Many domestic students also argue they are required carry more of the load on joint projects in order to compensate for the poor English skills of many international students.

Professor Jacobs concedes there may be "pockets" where things could be better, including the level of cross cultural interaction. He still insists Go8 standards in terms of enrolments, marking and English qualifications remain extremely high and that interaction is definitely increasing to everyone's mutual benefit

Australia, he says, is developing a tremendous reputation for providing "high quality education at scale in a very efficient way" with huge flow on benefits and potential to do even more.

To back this up, Jacobs will cite a new study commissioned by the Go8 on the broader economic benefits produced by Australia's top universities, including the massive dollar value of their research.
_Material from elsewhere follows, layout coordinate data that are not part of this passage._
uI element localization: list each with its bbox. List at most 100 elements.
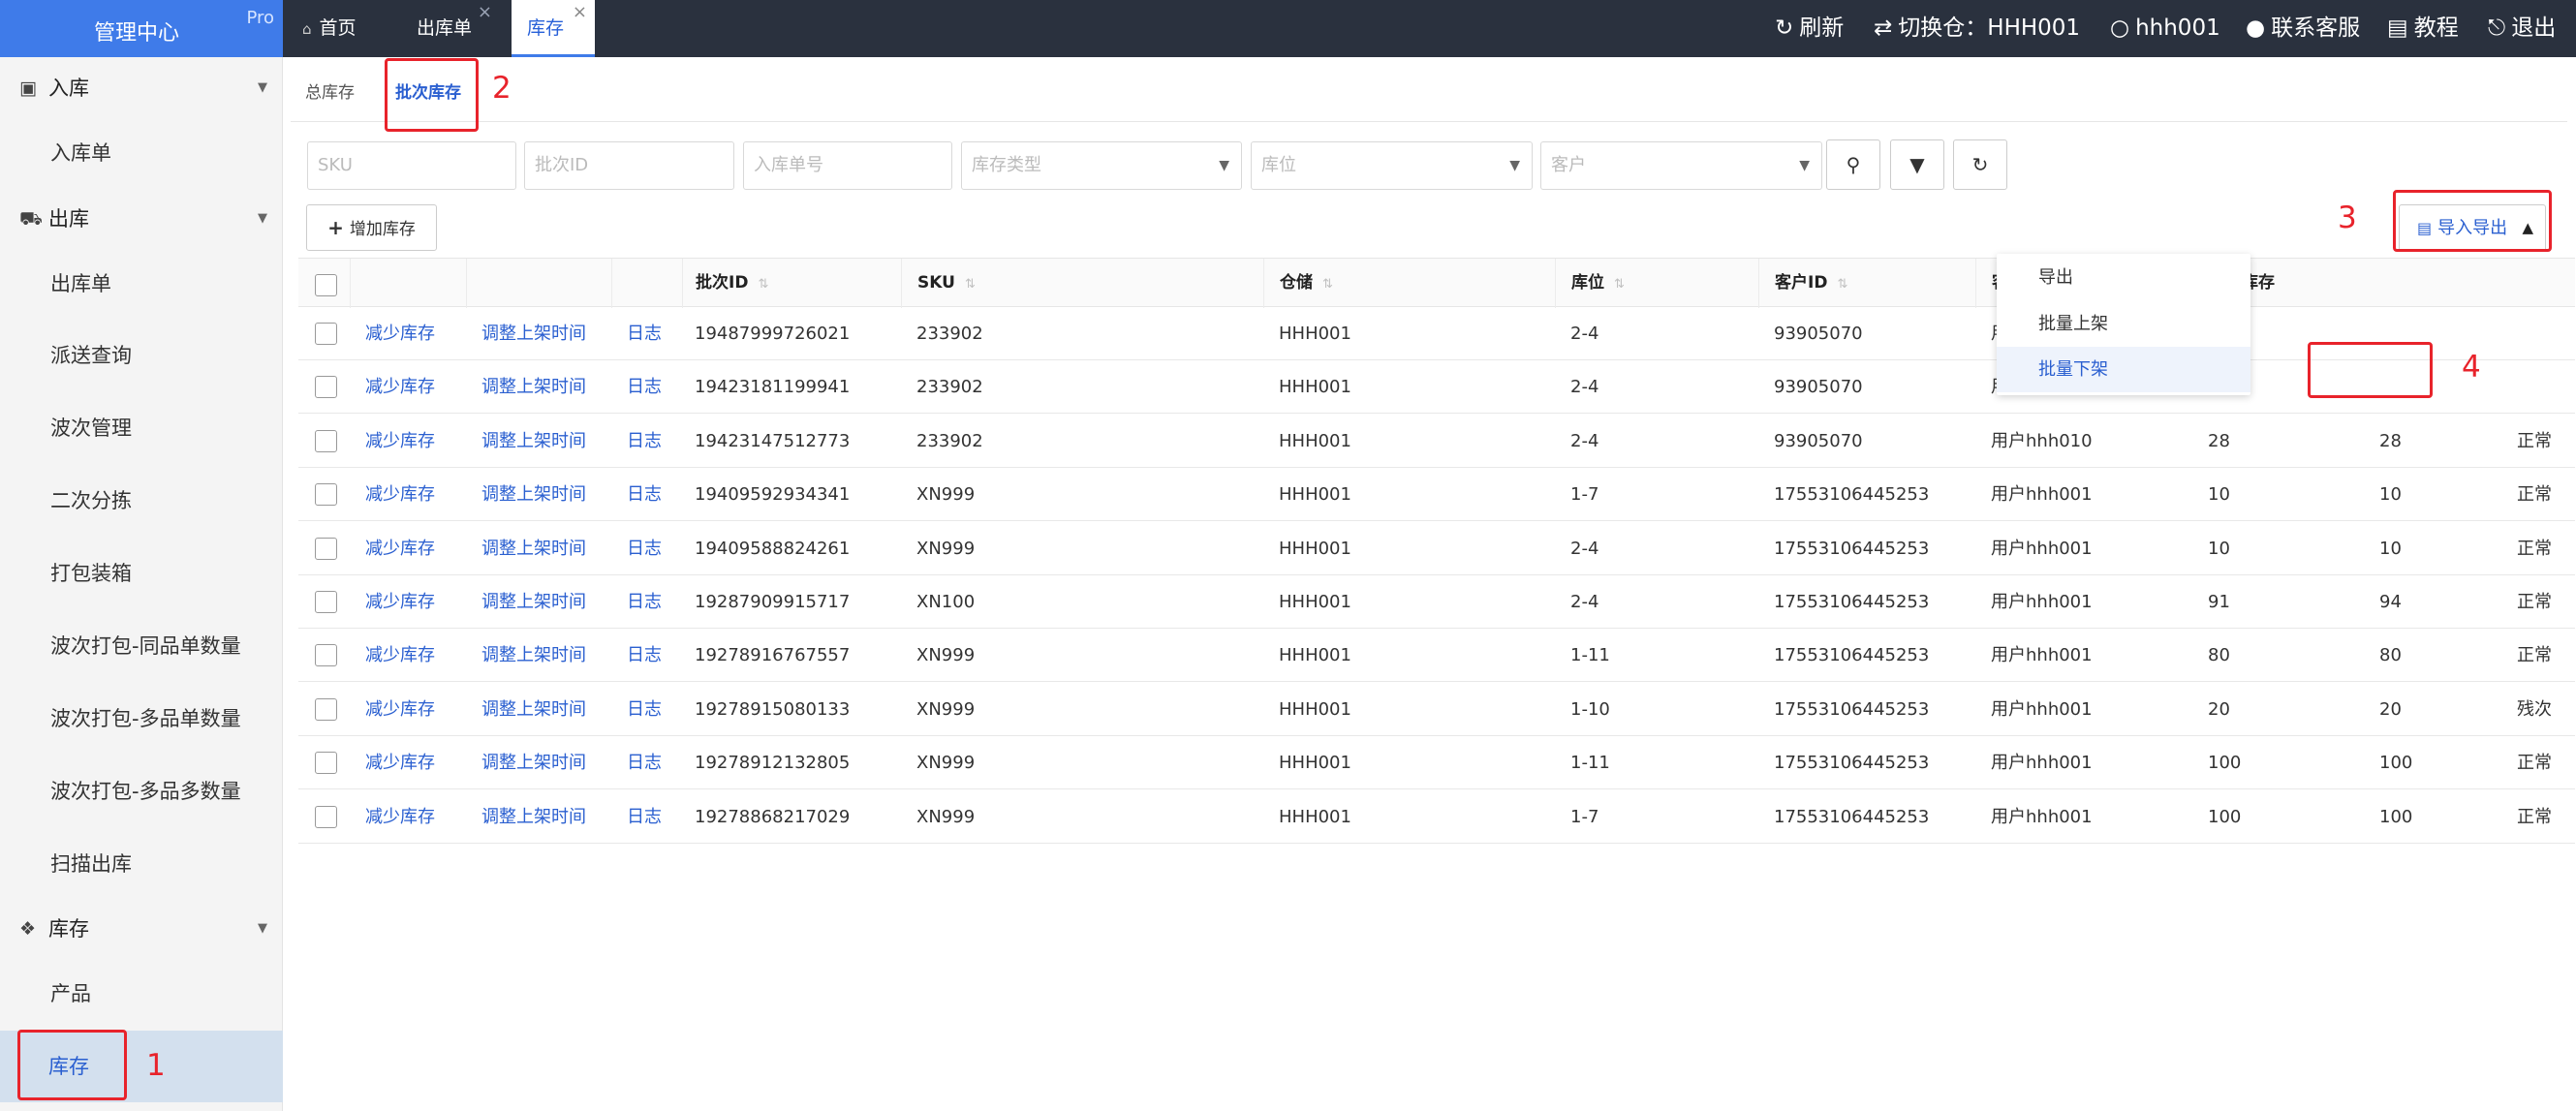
adjust-shelf-time-link[interactable]: 调整上架时间 xyxy=(481,307,586,360)
add-inventory-button[interactable]: + 增加库存 xyxy=(306,204,437,251)
switch-warehouse-button[interactable]: ⇄ 切换仓：HHH001 xyxy=(1874,0,2080,57)
header-warehouse[interactable]: 仓储 ⇅ xyxy=(1263,259,1555,308)
cell-warehouse: HHH001 xyxy=(1279,538,1351,559)
reduce-stock-link[interactable]: 减少库存 xyxy=(365,575,435,629)
row-checkbox[interactable] xyxy=(315,483,337,507)
adjust-shelf-time-link[interactable]: 调整上架时间 xyxy=(481,522,586,575)
cell-location: 1-10 xyxy=(1570,698,1610,720)
menu-item-batch-unshelve[interactable]: 批量下架 xyxy=(1997,347,2250,392)
location-select[interactable]: 库位 ▼ xyxy=(1251,141,1533,190)
tutorial-button[interactable]: ▤ 教程 xyxy=(2387,0,2459,57)
customer-select[interactable]: 客户 ▼ xyxy=(1540,141,1822,190)
log-link[interactable]: 日志 xyxy=(627,522,662,575)
menu-item-batch-shelve[interactable]: 批量上架 xyxy=(1997,301,2250,347)
row-checkbox[interactable] xyxy=(315,429,337,452)
sidebar-item-inbound-order[interactable]: 入库单 xyxy=(0,117,283,189)
header-sku[interactable]: SKU ⇅ xyxy=(901,259,1263,308)
search-button[interactable]: ⚲ xyxy=(1826,139,1880,190)
sidebar-group-outbound[interactable]: ⛟ 出库 ▼ xyxy=(0,198,283,240)
log-link[interactable]: 日志 xyxy=(627,790,662,844)
log-link[interactable]: 日志 xyxy=(627,736,662,789)
log-link[interactable]: 日志 xyxy=(627,468,662,521)
adjust-shelf-time-link[interactable]: 调整上架时间 xyxy=(481,736,586,789)
row-checkbox[interactable] xyxy=(315,537,337,560)
adjust-shelf-time-link[interactable]: 调整上架时间 xyxy=(481,575,586,629)
log-link[interactable]: 日志 xyxy=(627,415,662,468)
cell-customer: 用户hhh001 xyxy=(1991,592,2093,612)
cell-location: 2-4 xyxy=(1570,538,1599,559)
adjust-shelf-time-link[interactable]: 调整上架时间 xyxy=(481,415,586,468)
sidebar-item-label: 波次打包-同品单数量 xyxy=(50,634,241,658)
support-button[interactable]: ● 联系客服 xyxy=(2246,0,2360,57)
inventory-type-select[interactable]: 库存类型 ▼ xyxy=(961,141,1242,190)
sidebar-item-wave-pack-multi-multi[interactable]: 波次打包-多品多数量 xyxy=(0,756,283,827)
chevron-down-icon: ▼ xyxy=(1509,158,1520,173)
close-icon[interactable]: × xyxy=(478,0,492,41)
adjust-shelf-time-link[interactable]: 调整上架时间 xyxy=(481,468,586,521)
header-location[interactable]: 库位 ⇅ xyxy=(1555,259,1758,308)
sidebar-item-scan-outbound[interactable]: 扫描出库 xyxy=(0,828,283,900)
reduce-stock-link[interactable]: 减少库存 xyxy=(365,522,435,575)
tab-home[interactable]: ⌂ 首页 xyxy=(302,0,380,57)
inbound-no-filter-input[interactable]: 入库单号 xyxy=(743,141,952,190)
row-checkbox[interactable] xyxy=(315,591,337,613)
batch-id-filter-input[interactable]: 批次ID xyxy=(524,141,734,190)
row-checkbox[interactable] xyxy=(315,644,337,667)
header-batch-id[interactable]: 批次ID ⇅ xyxy=(682,259,901,308)
sidebar-item-secondary-sorting[interactable]: 二次分拣 xyxy=(0,465,283,537)
sidebar-item-label: 波次管理 xyxy=(50,417,132,440)
reduce-stock-link[interactable]: 减少库存 xyxy=(365,415,435,468)
brand[interactable]: 管理中心 Pro xyxy=(0,0,283,57)
adjust-shelf-time-link[interactable]: 调整上架时间 xyxy=(481,683,586,736)
log-link[interactable]: 日志 xyxy=(627,575,662,629)
sidebar-item-products[interactable]: 产品 xyxy=(0,958,283,1030)
sku-filter-input[interactable]: SKU xyxy=(307,141,516,190)
filter-button[interactable]: ▼ xyxy=(1890,139,1944,190)
sidebar-item-wave-management[interactable]: 波次管理 xyxy=(0,392,283,464)
logout-button[interactable]: ⎋ 退出 xyxy=(2488,0,2556,57)
reduce-stock-link[interactable]: 减少库存 xyxy=(365,736,435,789)
cell-available-stock: 91 xyxy=(2208,592,2230,612)
sidebar-item-outbound-order[interactable]: 出库单 xyxy=(0,248,283,320)
adjust-shelf-time-link[interactable]: 调整上架时间 xyxy=(481,790,586,844)
close-icon[interactable]: × xyxy=(573,0,587,41)
reduce-stock-link[interactable]: 减少库存 xyxy=(365,629,435,682)
cell-available-stock: 20 xyxy=(2208,698,2230,720)
annotation-box-4 xyxy=(2308,342,2433,398)
row-checkbox[interactable] xyxy=(315,323,337,345)
row-checkbox[interactable] xyxy=(315,376,337,399)
log-link[interactable]: 日志 xyxy=(627,629,662,682)
sidebar-item-packing[interactable]: 打包装箱 xyxy=(0,538,283,609)
user-menu[interactable]: ○ hhh001 xyxy=(2110,0,2220,57)
row-checkbox[interactable] xyxy=(315,697,337,721)
cell-stock: 94 xyxy=(2379,592,2402,612)
reduce-stock-link[interactable]: 减少库存 xyxy=(365,307,435,360)
adjust-shelf-time-link[interactable]: 调整上架时间 xyxy=(481,360,586,414)
cell-available-stock: 28 xyxy=(2208,430,2230,451)
reset-button[interactable]: ↻ xyxy=(1953,139,2007,190)
row-checkbox[interactable] xyxy=(315,752,337,775)
reduce-stock-link[interactable]: 减少库存 xyxy=(365,683,435,736)
menu-item-export[interactable]: 导出 xyxy=(1997,255,2250,300)
reduce-stock-link[interactable]: 减少库存 xyxy=(365,468,435,521)
subtab-total-inventory[interactable]: 总库存 xyxy=(305,78,355,103)
select-all-checkbox[interactable] xyxy=(315,274,337,296)
refresh-button[interactable]: ↻ 刷新 xyxy=(1775,0,1844,57)
header-action-2 xyxy=(466,259,611,308)
cell-warehouse: HHH001 xyxy=(1279,484,1351,506)
log-link[interactable]: 日志 xyxy=(627,360,662,414)
reduce-stock-link[interactable]: 减少库存 xyxy=(365,360,435,414)
reduce-stock-link[interactable]: 减少库存 xyxy=(365,790,435,844)
sidebar-item-wave-pack-same[interactable]: 波次打包-同品单数量 xyxy=(0,610,283,682)
sidebar-item-delivery-query[interactable]: 派送查询 xyxy=(0,320,283,391)
sidebar-item-wave-pack-multi-single[interactable]: 波次打包-多品单数量 xyxy=(0,683,283,755)
tab-inventory[interactable]: 库存 × xyxy=(512,0,595,57)
tab-outbound-order[interactable]: 出库单 × xyxy=(399,0,500,57)
adjust-shelf-time-link[interactable]: 调整上架时间 xyxy=(481,629,586,682)
sidebar-group-inventory[interactable]: ❖ 库存 ▼ xyxy=(0,908,283,950)
log-link[interactable]: 日志 xyxy=(627,307,662,360)
header-customer-id[interactable]: 客户ID ⇅ xyxy=(1758,259,1975,308)
sidebar-group-inbound[interactable]: ▣ 入库 ▼ xyxy=(0,67,283,109)
log-link[interactable]: 日志 xyxy=(627,683,662,736)
row-checkbox[interactable] xyxy=(315,805,337,828)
According to this study by London Economics, the Go8's total operational costs of just over $12 billion in 2016 were dwarfed by the $66 billion contribution to the Australian economy. That includes the long-term impact of their research activity but also the direct and indirect impact on jobs, wages and increased economic growth to support students, especially the accelerating number of international students.

By this yardstick, the study argues that every three international students at a Go8university generate $1 million in economic impact each year.

Big money

For universities, the huge direct financial hit still comes from the much higher charges for international students over their domestic students. For international students starting at Go8 universities in 2016, the net tuition fee income alone was estimated to be over $3 billion.

According to the study, this fee income supports 43,000 jobs throughout the economy plus more than 29,000 due to the additional spending of international students.

But the large tuition fees from international students also allow universities to cross-subsidise their research work which pushes them up the global university rankings. That in turn means they then attract yet more international students.

According to the latest ABS statistics for 2016, the Go8 invested $6.4 billion in research and development of which just over half was in the form of cross-subsidy from general university funds – those not explicitly tied to supporting research.

That balance will be ever more reliant on international tuition income and numbers to bulk up. Can there be – should there be – a limit? Not according to the Go8.

Although Jacobs says the percentage of Chinese students may diminish in a decade or so as China becomes self-sufficient at education, he sees a wave of students from India, then Africa and Latin America sustaining growth for decades to come.